Sold her into white slavery, that is to say. In Afghanistan.

And, my source reported, it turned out that this was Mr. Shady's main source of income. He posed as a
travel agent, offering fully escorted women-only tours of Afghanistan at an irresistibly low price, and managing to screen out any applicants with close family ties or persons likely to keep tabs on them. Once he had a group of a dozen or so nubile and unattached young women on board, he promptly escorted them to Afghanistan, where he sold the lot of them for whatever the going rate may have been and left them to get on with their lives, or what remained thereof.

“Not a nice person,” said the friend of a friend.

 

So Afghanistan was more or less handed to me. That was a couple of wars ago, and what I knew about the country you could put in a silk ear. Or a sow's purse. Or, less metaphorically, in the
Encyclopedia Britannica,
which is where I did what I had the temerity to call my research.

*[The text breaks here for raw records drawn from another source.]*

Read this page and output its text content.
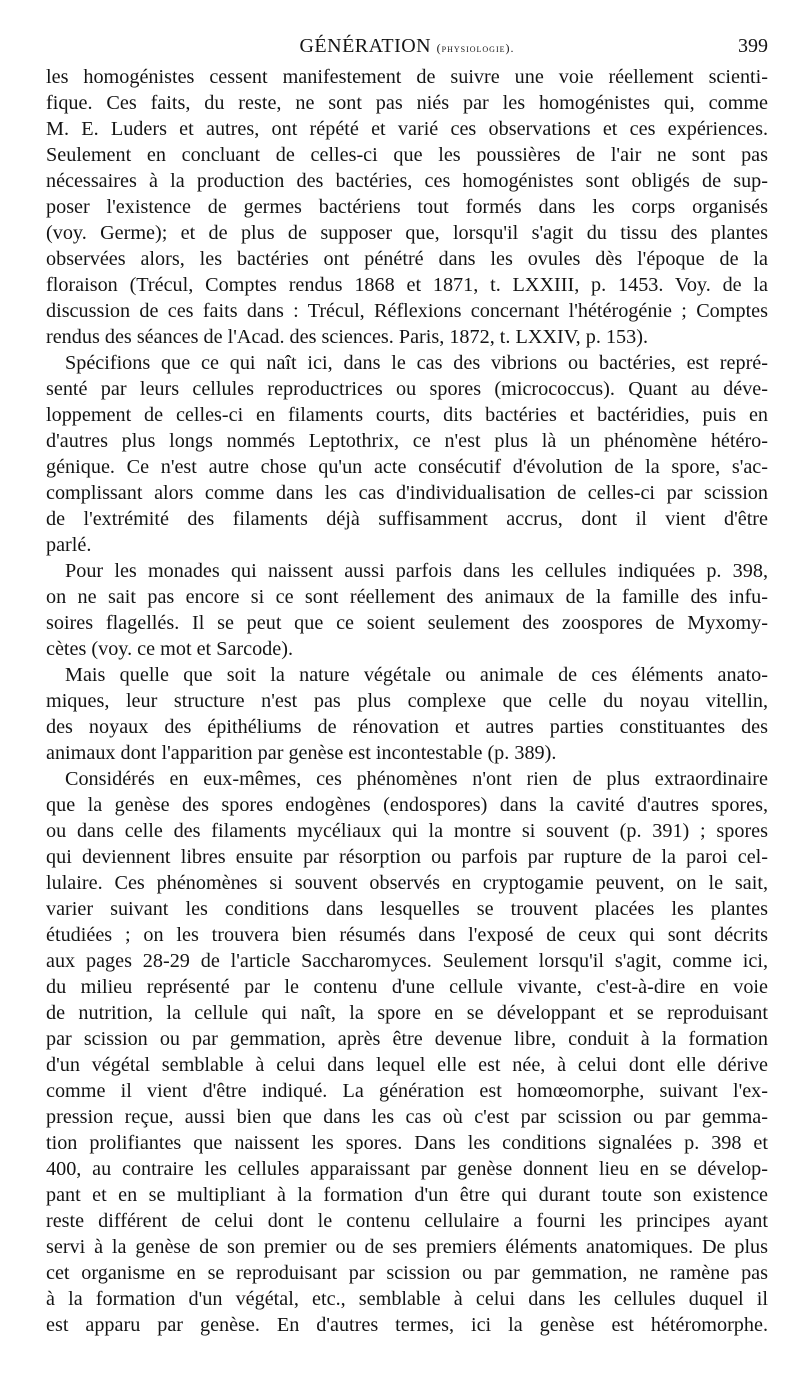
GÉNÉRATION (physiologie).	399
les homogénistes cessent manifestement de suivre une voie réellement scienti-
fique. Ces faits, du reste, ne sont pas niés par les homogénistes qui, comme
M. E. Luders et autres, ont répété et varié ces observations et ces expériences.
Seulement en concluant de celles-ci que les poussières de l'air ne sont pas
nécessaires à la production des bactéries, ces homogénistes sont obligés de sup-
poser l'existence de germes bactériens tout formés dans les corps organisés
(voy. Germe); et de plus de supposer que, lorsqu'il s'agit du tissu des plantes
observées alors, les bactéries ont pénétré dans les ovules dès l'époque de la
floraison (Trécul, Comptes rendus 1868 et 1871, t. LXXIII, p. 1453. Voy. de la
discussion de ces faits dans : Trécul, Réflexions concernant l'hétérogénie ; Comptes
rendus des séances de l'Acad. des sciences. Paris, 1872, t. LXXIV, p. 153).
Spécifions que ce qui naît ici, dans le cas des vibrions ou bactéries, est repré-
senté par leurs cellules reproductrices ou spores (micrococcus). Quant au déve-
loppement de celles-ci en filaments courts, dits bactéries et bactéridies, puis en
d'autres plus longs nommés Leptothrix, ce n'est plus là un phénomène hétéro-
génique. Ce n'est autre chose qu'un acte consécutif d'évolution de la spore, s'ac-
complissant alors comme dans les cas d'individualisation de celles-ci par scission
de l'extrémité des filaments déjà suffisamment accrus, dont il vient d'être
parlé.
Pour les monades qui naissent aussi parfois dans les cellules indiquées p. 398,
on ne sait pas encore si ce sont réellement des animaux de la famille des infu-
soires flagellés. Il se peut que ce soient seulement des zoospores de Myxomy-
cètes (voy. ce mot et Sarcode).
Mais quelle que soit la nature végétale ou animale de ces éléments anato-
miques, leur structure n'est pas plus complexe que celle du noyau vitellin,
des noyaux des épithéliums de rénovation et autres parties constituantes des
animaux dont l'apparition par genèse est incontestable (p. 389).
Considérés en eux-mêmes, ces phénomènes n'ont rien de plus extraordinaire
que la genèse des spores endogènes (endospores) dans la cavité d'autres spores,
ou dans celle des filaments mycéliaux qui la montre si souvent (p. 391) ; spores
qui deviennent libres ensuite par résorption ou parfois par rupture de la paroi cel-
lulaire. Ces phénomènes si souvent observés en cryptogamie peuvent, on le sait,
varier suivant les conditions dans lesquelles se trouvent placées les plantes
étudiées ; on les trouvera bien résumés dans l'exposé de ceux qui sont décrits
aux pages 28-29 de l'article Saccharomyces. Seulement lorsqu'il s'agit, comme ici,
du milieu représenté par le contenu d'une cellule vivante, c'est-à-dire en voie
de nutrition, la cellule qui naît, la spore en se développant et se reproduisant
par scission ou par gemmation, après être devenue libre, conduit à la formation
d'un végétal semblable à celui dans lequel elle est née, à celui dont elle dérive
comme il vient d'être indiqué. La génération est homœomorphe, suivant l'ex-
pression reçue, aussi bien que dans les cas où c'est par scission ou par gemma-
tion prolifiantes que naissent les spores. Dans les conditions signalées p. 398 et
400, au contraire les cellules apparaissant par genèse donnent lieu en se dévelop-
pant et en se multipliant à la formation d'un être qui durant toute son existence
reste différent de celui dont le contenu cellulaire a fourni les principes ayant
servi à la genèse de son premier ou de ses premiers éléments anatomiques. De plus
cet organisme en se reproduisant par scission ou par gemmation, ne ramène pas
à la formation d'un végétal, etc., semblable à celui dans les cellules duquel il
est apparu par genèse. En d'autres termes, ici la genèse est hétéromorphe.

Back then, all I knew about Afghanistan was that it was a hippie destination, because it didn't cost much to live there. (It was even cheaper if you'd been sold into white slavery.) I knew about the hippies, and I knew about the coats that some of them (not the ones sold into white slavery) were bringing back, very attractive sheepskin garments with colorful embroidery. And I figured they must have at least one 1955 Chevy there.

Well, that was then and this is now. These days, if you want a 1955 Chevy, you'll have to go to Havana.